FAITS DIVERS - Les rivalités entre bandes expliquent la série de violences connues par le quartier parisien...
Djamel a été tué par balles dans un fast-food du 19e arrondissement parisien dans la nuit du 7 et 8 septembre.
Deux jeunes ont été poignardés ce lundi dans
la rue de Crimée, qui traverse le quartier. «Et les politiques, comme Bertrand Delanoë ne parlent que d’antisémitisme», soupire Linda, une mère de famille de 37 ans, en faisant allusion
à une autre affaire autrement plus médiatisée.
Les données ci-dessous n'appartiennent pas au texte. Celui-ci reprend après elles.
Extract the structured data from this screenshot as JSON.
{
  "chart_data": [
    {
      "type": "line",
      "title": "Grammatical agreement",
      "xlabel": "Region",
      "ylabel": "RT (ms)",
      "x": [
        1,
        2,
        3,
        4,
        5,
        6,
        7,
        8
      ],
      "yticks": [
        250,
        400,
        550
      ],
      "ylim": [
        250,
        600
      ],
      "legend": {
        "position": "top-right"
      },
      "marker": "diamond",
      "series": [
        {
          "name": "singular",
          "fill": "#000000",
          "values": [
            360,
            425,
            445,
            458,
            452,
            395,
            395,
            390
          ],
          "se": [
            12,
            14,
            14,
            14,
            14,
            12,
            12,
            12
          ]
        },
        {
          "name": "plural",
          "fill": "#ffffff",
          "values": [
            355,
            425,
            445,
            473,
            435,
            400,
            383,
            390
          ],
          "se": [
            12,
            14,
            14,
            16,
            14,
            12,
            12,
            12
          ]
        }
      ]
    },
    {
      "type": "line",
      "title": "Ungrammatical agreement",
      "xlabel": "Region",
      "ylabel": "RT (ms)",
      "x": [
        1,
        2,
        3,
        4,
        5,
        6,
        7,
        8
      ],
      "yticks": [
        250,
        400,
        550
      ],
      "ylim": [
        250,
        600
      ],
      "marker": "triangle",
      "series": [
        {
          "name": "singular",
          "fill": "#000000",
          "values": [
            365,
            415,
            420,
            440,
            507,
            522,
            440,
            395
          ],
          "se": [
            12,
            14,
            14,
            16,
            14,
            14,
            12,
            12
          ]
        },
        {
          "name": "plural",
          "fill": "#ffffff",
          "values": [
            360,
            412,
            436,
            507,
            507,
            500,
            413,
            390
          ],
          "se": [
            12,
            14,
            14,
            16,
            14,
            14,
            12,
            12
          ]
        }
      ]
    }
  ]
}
Une bagarre entre plusieurs jeunes, dont trois portaient la kippa. Six sont en garde à vue actuellement. Cette agression n’est pourtant qu’un épiphénomène, un affrontement «stupide» après un tir de pistolet à billes. «Il faut arrêter de parler d’antisémitisme et de guerre des religions dès qu’il y a une kippa dans l’histoire, déplore Linda. Il n’y a pas plus d’antisémitisme qu’ailleurs.»
«Ils se prennent pour des gangstas»
Le problème est tout autre pour celle qui habite le quartier depuis dix ans, rue des Ardennes: «Le véritable souci du 19e arrondissement, ce sont les règlements de compte.» Et notamment une rivalité sans faille entre les cités
Curial-Cambrai et
Riquet-Orgues de Flandres. Cette guéguerre est simple: «Les jeunes des deux camps aiment bien se frictionner, pour une histoire de shit, de filles, de portable… ça dépend. Ils se défient pour des trucs débiles. Ils se prennent pour des gangstas, font comme dans les clips de rap à la mode. Et ils sont fiers de faire des conneries.»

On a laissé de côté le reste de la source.